How do hardware interrupts work compared to software interrupts

computer-architectureinterruptsoperating systems

To give you an impression of the level of detail I'm interested, one example. I know a system call ultimately leads to a trap which lets the processor store registers, switch to supervisor mode and perform an indirect jump. But that's only a special case (or is it?).

So what exactly happens at the hardware level when hardware or software interrupts occur, in general?

What are the differences and commonalities? How exactly do hardware and operating system cooperate to get interrupts work the way they do?

Best Answer

A hardware interrupt takes place on a hardware level.

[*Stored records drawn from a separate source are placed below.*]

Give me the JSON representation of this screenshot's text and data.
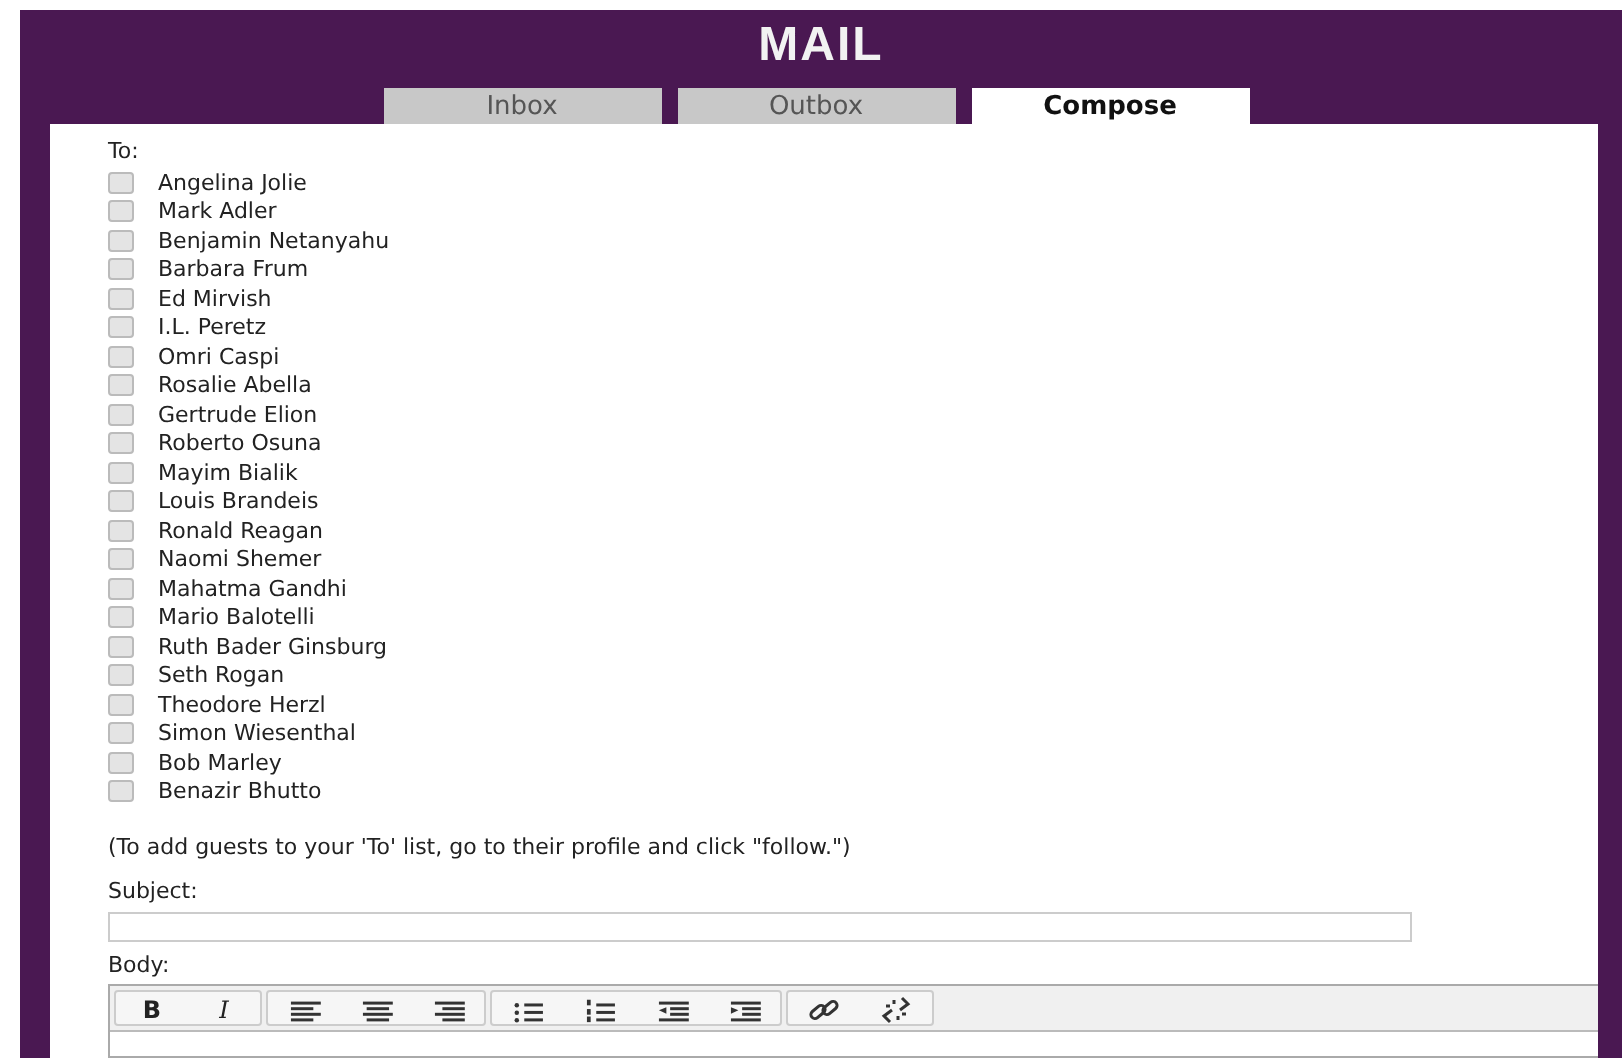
{
  "header": {
    "title": "MAIL"
  },
  "tabs": [
    {
      "label": "Inbox",
      "selected": false
    },
    {
      "label": "Outbox",
      "selected": false
    },
    {
      "label": "Compose",
      "selected": true
    }
  ],
  "compose": {
    "to_label": "To:",
    "recipients": [
      {
        "name": "Angelina Jolie",
        "checked": false
      },
      {
        "name": "Mark Adler",
        "checked": false
      },
      {
        "name": "Benjamin Netanyahu",
        "checked": false
      },
      {
        "name": "Barbara Frum",
        "checked": false
      },
      {
        "name": "Ed Mirvish",
        "checked": false
      },
      {
        "name": "I.L. Peretz",
        "checked": false
      },
      {
        "name": "Omri Caspi",
        "checked": false
      },
      {
        "name": "Rosalie Abella",
        "checked": false
      },
      {
        "name": "Gertrude Elion",
        "checked": false
      },
      {
        "name": "Roberto Osuna",
        "checked": false
      },
      {
        "name": "Mayim Bialik",
        "checked": false
      },
      {
        "name": "Louis Brandeis",
        "checked": false
      },
      {
        "name": "Ronald Reagan",
        "checked": false
      },
      {
        "name": "Naomi Shemer",
        "checked": false
      },
      {
        "name": "Mahatma Gandhi",
        "checked": false
      },
      {
        "name": "Mario Balotelli",
        "checked": false
      },
      {
        "name": "Ruth Bader Ginsburg",
        "checked": false
      },
      {
        "name": "Seth Rogan",
        "checked": false
      },
      {
        "name": "Theodore Herzl",
        "checked": false
      },
      {
        "name": "Simon Wiesenthal",
        "checked": false
      },
      {
        "name": "Bob Marley",
        "checked": false
      },
      {
        "name": "Benazir Bhutto",
        "checked": false
      }
    ],
    "hint": "(To add guests to your 'To' list, go to their profile and click \"follow.\")",
    "subject_label": "Subject:",
    "body_label": "Body:",
    "toolbar": [
      [
        {
          "kind": "bold",
          "label": "B"
        },
        {
          "kind": "italic",
          "label": "I"
        }
      ],
      [
        {
          "kind": "align-left"
        },
        {
          "kind": "align-center"
        },
        {
          "kind": "align-right"
        }
      ],
      [
        {
          "kind": "bullet-list"
        },
        {
          "kind": "numbered-list"
        },
        {
          "kind": "outdent"
        },
        {
          "kind": "indent"
        }
      ],
      [
        {
          "kind": "link"
        },
        {
          "kind": "unlink"
        }
      ]
    ]
  }
}
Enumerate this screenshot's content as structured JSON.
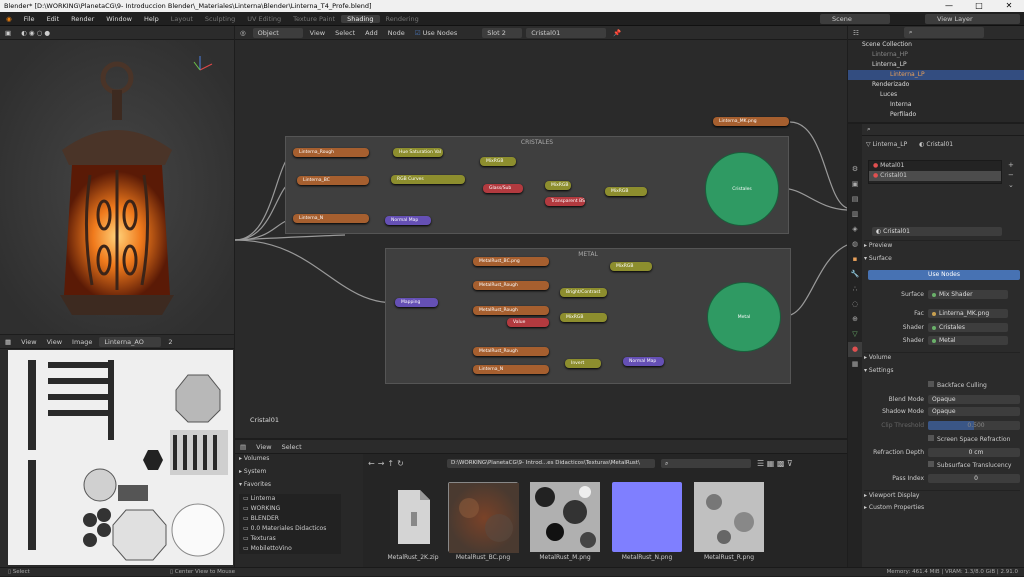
{
  "window": {
    "title": "Blender* [D:\\WORKING\\PlanetaCG\\9- Introduccion Blender\\_Materiales\\Linterna\\Blender\\Linterna_T4_Profe.blend]",
    "minimize": "—",
    "maximize": "□",
    "close": "✕"
  },
  "menu": [
    "File",
    "Edit",
    "Render",
    "Window",
    "Help"
  ],
  "workspaces": [
    "Layout",
    "Sculpting",
    "UV Editing",
    "Texture Paint",
    "Shading",
    "Rendering"
  ],
  "active_workspace": "Shading",
  "scene": {
    "label": "Scene",
    "view_layer": "View Layer"
  },
  "node_header": {
    "mode": "Object",
    "view": "View",
    "select": "Select",
    "add": "Add",
    "node": "Node",
    "use_nodes": "Use Nodes",
    "slot": "Slot 2",
    "material": "Cristal01"
  },
  "frames": {
    "cristales": "CRISTALES",
    "metal": "METAL"
  },
  "nodes": {
    "top": "Linterna_MK.png",
    "c1": "Linterna_Rough",
    "c2": "Linterna_BC",
    "c3": "Linterna_N",
    "c4": "Hue Saturation Val",
    "c5": "RGB Curves",
    "c6": "MixRGB",
    "c7": "Glass/Sub",
    "c8": "MixRGB",
    "c9": "MixRGB",
    "c10": "Principled BSDF",
    "c11": "Transparent BSDF",
    "c12": "Normal Map",
    "c13": "Cristales",
    "m1": "Mapping",
    "m2": "MetalRust_BC.png",
    "m3": "MetalRust_Rough",
    "m4": "MetalRust_Rough",
    "m5": "Value",
    "m6": "MetalRust_Rough",
    "m7": "Linterna_N",
    "m8": "MixRGB",
    "m9": "Bright/Contrast",
    "m10": "MixRGB",
    "m11": "Invert",
    "m12": "Normal Map",
    "m13": "Metal"
  },
  "node_editor_material": "Cristal01",
  "image_editor": {
    "view": "View",
    "view2": "View",
    "image": "Image",
    "image_name": "Linterna_AO",
    "users": "2"
  },
  "file_browser": {
    "view": "View",
    "select": "Select",
    "sidebar_sections": [
      "Volumes",
      "System",
      "Favorites"
    ],
    "favorites": [
      "Linterna",
      "WORKING",
      "BLENDER",
      "0.0 Materiales Didacticos",
      "Texturas",
      "MobilettoVino"
    ],
    "path": "D:\\WORKING\\PlanetaCG\\9- Introd...es Didacticos\\Texturas\\MetalRust\\",
    "files": [
      {
        "name": "MetalRust_2K.zip",
        "color": "#cfcfcf"
      },
      {
        "name": "MetalRust_BC.png",
        "color": "#6b3a22"
      },
      {
        "name": "MetalRust_M.png",
        "color": "#9a9a9a"
      },
      {
        "name": "MetalRust_N.png",
        "color": "#7f7fff"
      },
      {
        "name": "MetalRust_R.png",
        "color": "#b5b5b5"
      }
    ]
  },
  "outliner": {
    "items": [
      "Scene Collection",
      "Linterna_HP",
      "Linterna_LP",
      "Linterna_LP",
      "Renderizado",
      "Luces",
      "Interna",
      "Perfilado"
    ]
  },
  "properties": {
    "object": "Linterna_LP",
    "material": "Cristal01",
    "slots": [
      "Metal01",
      "Cristal01"
    ],
    "mat_name": "Cristal01",
    "preview": "Preview",
    "surface": "Surface",
    "use_nodes": "Use Nodes",
    "surface_label": "Surface",
    "surface_value": "Mix Shader",
    "fac_label": "Fac",
    "fac_value": "Linterna_MK.png",
    "shader1_label": "Shader",
    "shader1_value": "Cristales",
    "shader2_label": "Shader",
    "shader2_value": "Metal",
    "volume": "Volume",
    "settings": "Settings",
    "backface": "Backface Culling",
    "blend_label": "Blend Mode",
    "blend_value": "Opaque",
    "shadow_label": "Shadow Mode",
    "shadow_value": "Opaque",
    "clip_label": "Clip Threshold",
    "clip_value": "0.500",
    "ssr": "Screen Space Refraction",
    "refr_label": "Refraction Depth",
    "refr_value": "0 cm",
    "sss": "Subsurface Translucency",
    "pass_label": "Pass Index",
    "pass_value": "0",
    "viewport_display": "Viewport Display",
    "custom_props": "Custom Properties"
  },
  "status": {
    "select": "Select",
    "center": "Center View to Mouse",
    "memory": "Memory: 461.4 MiB | VRAM: 1.3/8.0 GiB | 2.91.0"
  },
  "colors": {
    "accent": "#4772b3",
    "bsdf": "#2f9a63",
    "texture_node": "#a65f2f",
    "color_node": "#8d8e2e",
    "vector_node": "#6550b5",
    "value_node": "#b23a3f"
  }
}
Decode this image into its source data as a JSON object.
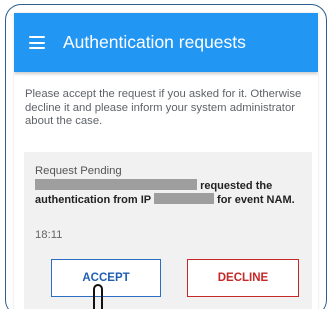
{
  "appbar": {
    "title": "Authentication requests",
    "menu_icon": "hamburger-menu-icon",
    "color": "#2196f3"
  },
  "intro": {
    "text": "Please accept the request if you asked for it. Otherwise decline it and please inform your system administrator about the case."
  },
  "request": {
    "title": "Request Pending",
    "text_part1": "requested the authentication from IP",
    "text_part2": "for event NAM.",
    "time": "18:11"
  },
  "buttons": {
    "accept": "ACCEPT",
    "decline": "DECLINE",
    "accept_color": "#1e5fb3",
    "decline_color": "#c62828"
  }
}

These can be things like traps and halts, where the processor itself saves its state and waits for input or executes something else that was not necessarily part of the original program (i.e. if you divide by zero, your processor has to do something that it was not intending to do during the normal execution of the program).

Perhaps more importantly, a hardware interrupt allows a processor not to waste time in what are called polling loops. Imagine if you had to see if the user was pressing a key. There are two ways of doing that. The first is by checking very often and seeing if the key is pressed. While this will work, it is wasteful, as the vast majority of the time the check comes back negative. Interrupts allows the key press itself to change the state of the program so that it gets "notified" when a key is pressed. The second way is clearly more efficient in many cases.

A software interrupt usually means a context switch, and it done by the operating system. In some cases it means nothing more than the OS swapping which program is executing at the moment (if your computer is running 50 processes, unless you have 50 cores/threads the fact that programs simultaneous program execution is an illusion) so something similiar to the above example with the keyboard, where it is waiting for some event to occur (see more about event based programming here (from Wikipedia))

It is important to note that while in many cases interrupt based programming is a good idea, in application where there are many interrupt based programming is a good idea, if it occurs too frequently, it may be less efficient, and perhaps even crash the system.